Die Forderung, dass lokale ISP nicht zwischen Datenpaketen verschiedener Diensteanbieter unterscheiden dürfen führt zu der sogenannten Nicht-Diskriminierungs-Regel. Das bedeutet eine Nicht-Diskriminierung, im Sinne einer Gleichbehandlung bzw. Nicht-Differenzierung der Pakete hinsichtlich ihres Preises, ihrer Qualität oder ihrer Herkunft. Durch diese Regel ist es ISP verboten, bestimmte Datenpakete z.B. durch eine schnellere Weiterleitung zu bevorzugen. Ein Beispiel hierfür ist, dass ein lokaler ISP die Homepage von Diensteanbieter 1 nicht systematisch schneller für die Endkunden aufbauen darf als die bezüglich des Datenumfangs identische Homepage des Diensteanbieters 2. (vgl. ebd.)

Die Aufhebung der Netzneutralität im Sinne der Nicht-Diskriminierungs-Regel würde unterschiedliche Qualitätsstufen der Weiterleitung erlauben, die den Diensteanbietern möglicherweise zu unterschiedlichen Preisen angeboten werden. Das ist in anderen Wirtschaftszweigen eine durchaus übliche Preissetzungsstrategie, welche im Allgemeinen „Preisdiskriminierung zweiten Grades“ genannt wird. Bei der Weiterleitung der Daten würden in diesem Fall die Datenpakete der Diensteanbieter priorisiert werden, die ein höheres Entgelt zahlen. (vgl. ebd)

 

Conclusio

 

Aus wohlfahrtsökonomischer Sicht wirkt sich Netzneutralität erstens (positiv) auf das Inhalts- und Diensteangebot aus und zweitens beeinflusst sie die Qualität des Angebotes (negativ), wenn es etwa zu Stauungen in der Übertragung kommt, wodurch vor allem die Qualität stausensibler Dienste wie Voice-over-IP oder Livestreams reduziert wird. Ein dritter Punkt, worauf sich Netzneutralitätsregelungen auswirken, ist der Preis den die Endkunden zahlen, denn ISP haben bei geringen Einnahmen von Diensteanbietern einen Anreiz, diese geringen Einnahmen von Internetnutzern zu kompensieren. (vgl. Q8)

 

Abschließend sollen Fragen aufgeworfen werden, die möglicherweise einen Blick in die Zukunft werfen. Gesellschaftspolitisch stellt Informatik-Professor Kurt Tutschku die Frage: „Natürlich muss man angesichts der begrenzten Kapazitäten auch die Entscheidung treffen: Sind wir dafür, dass ein Notruf über VoIP gegenüber einem Musikdownload Vorrang hat, wenn das Netz überlastet ist?“ (Q9)

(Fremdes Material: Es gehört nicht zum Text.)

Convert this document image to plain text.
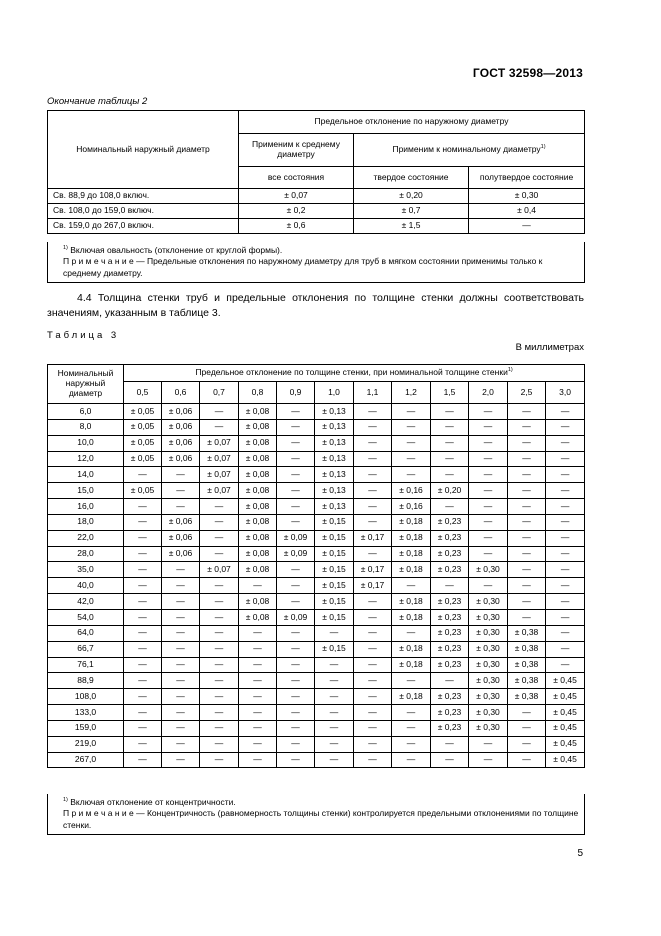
ГОСТ 32598—2013
Окончание таблицы 2
Номинальный наружный диаметр	Предельное отклонение по наружному диаметру		
	Применим к среднему диаметру	Применим к номинальному диаметру$^{1)}$
	все состояния	твердое состояние	полутвердое состояние
Св. 88,9 до 108,0 включ.	± 0,07	± 0,20	± 0,30
Св. 108,0 до 159,0 включ.	± 0,2	± 0,7	± 0,4
Св. 159,0 до 267,0 включ.	± 0,6	± 1,5	—

$^{1)}$ Включая овальность (отклонение от круглой формы).

П р и м е ч а н и е — Предельные отклонения по наружному диаметру для труб в мягком состоянии применимы только к среднему диаметру.

4.4 Толщина стенки труб и предельные отклонения по толщине стенки должны соответствовать значениям, указанным в таблице 3.
Таблица 3
В миллиметрах
Номинальный наружный диаметр	Предельное отклонение по толщине стенки, при номинальной толщине стенки$^{1)}$
	0,5	0,6	0,7	0,8	0,9	1,0	1,1	1,2	1,5	2,0	2,5	3,0
6,0	± 0,05	± 0,06	—	± 0,08	—	± 0,13	—	—	—	—	—	—
8,0	± 0,05	± 0,06	—	± 0,08	—	± 0,13	—	—	—	—	—	—
10,0	± 0,05	± 0,06	± 0,07	± 0,08	—	± 0,13	—	—	—	—	—	—
12,0	± 0,05	± 0,06	± 0,07	± 0,08	—	± 0,13	—	—	—	—	—	—
14,0	—	—	± 0,07	± 0,08	—	± 0,13	—	—	—	—	—	—
15,0	± 0,05	—	± 0,07	± 0,08	—	± 0,13	—	± 0,16	± 0,20	—	—	—
16,0	—	—	—	± 0,08	—	± 0,13	—	± 0,16	—	—	—	—
18,0	—	± 0,06	—	± 0,08	—	± 0,15	—	± 0,18	± 0,23	—	—	—
22,0	—	± 0,06	—	± 0,08	± 0,09	± 0,15	± 0,17	± 0,18	± 0,23	—	—	—
28,0	—	± 0,06	—	± 0,08	± 0,09	± 0,15	—	± 0,18	± 0,23	—	—	—
35,0	—	—	± 0,07	± 0,08	—	± 0,15	± 0,17	± 0,18	± 0,23	± 0,30	—	—
40,0	—	—	—	—	—	± 0,15	± 0,17	—	—	—	—	—
42,0	—	—	—	± 0,08	—	± 0,15	—	± 0,18	± 0,23	± 0,30	—	—
54,0	—	—	—	± 0,08	± 0,09	± 0,15	—	± 0,18	± 0,23	± 0,30	—	—
64,0	—	—	—	—	—	—	—	—	± 0,23	± 0,30	± 0,38	—
66,7	—	—	—	—	—	± 0,15	—	± 0,18	± 0,23	± 0,30	± 0,38	—
76,1	—	—	—	—	—	—	—	± 0,18	± 0,23	± 0,30	± 0,38	—
88,9	—	—	—	—	—	—	—	—	—	± 0,30	± 0,38	± 0,45
108,0	—	—	—	—	—	—	—	± 0,18	± 0,23	± 0,30	± 0,38	± 0,45
133,0	—	—	—	—	—	—	—	—	± 0,23	± 0,30	—	± 0,45
159,0	—	—	—	—	—	—	—	—	± 0,23	± 0,30	—	± 0,45
219,0	—	—	—	—	—	—	—	—	—	—	—	± 0,45
267,0	—	—	—	—	—	—	—	—	—	—	—	± 0,45

$^{1)}$ Включая отклонение от концентричности.

П р и м е ч а н и е — Концентричность (равномерность толщины стенки) контролируется предельными отклонениями по толщине стенки.

5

Bezüglich der wirtschaftlichen Sicht wiederum sei es legitim zu hinterfragen, wer für die Bereitstellung von Ressourcen verantwortlich ist und ob anwendungsspezifische Erfordernisse auch in neuen Geschäftsmodellen ihren Anklang finden. Tutschku sagt, dass es beispielsweise für Gamer enorm wichtig sei, schnelle Reaktionszeiten zu generieren, damit sie gegenüber ihren Mitspielern nicht benachteiligt seien. (vgl. Q9)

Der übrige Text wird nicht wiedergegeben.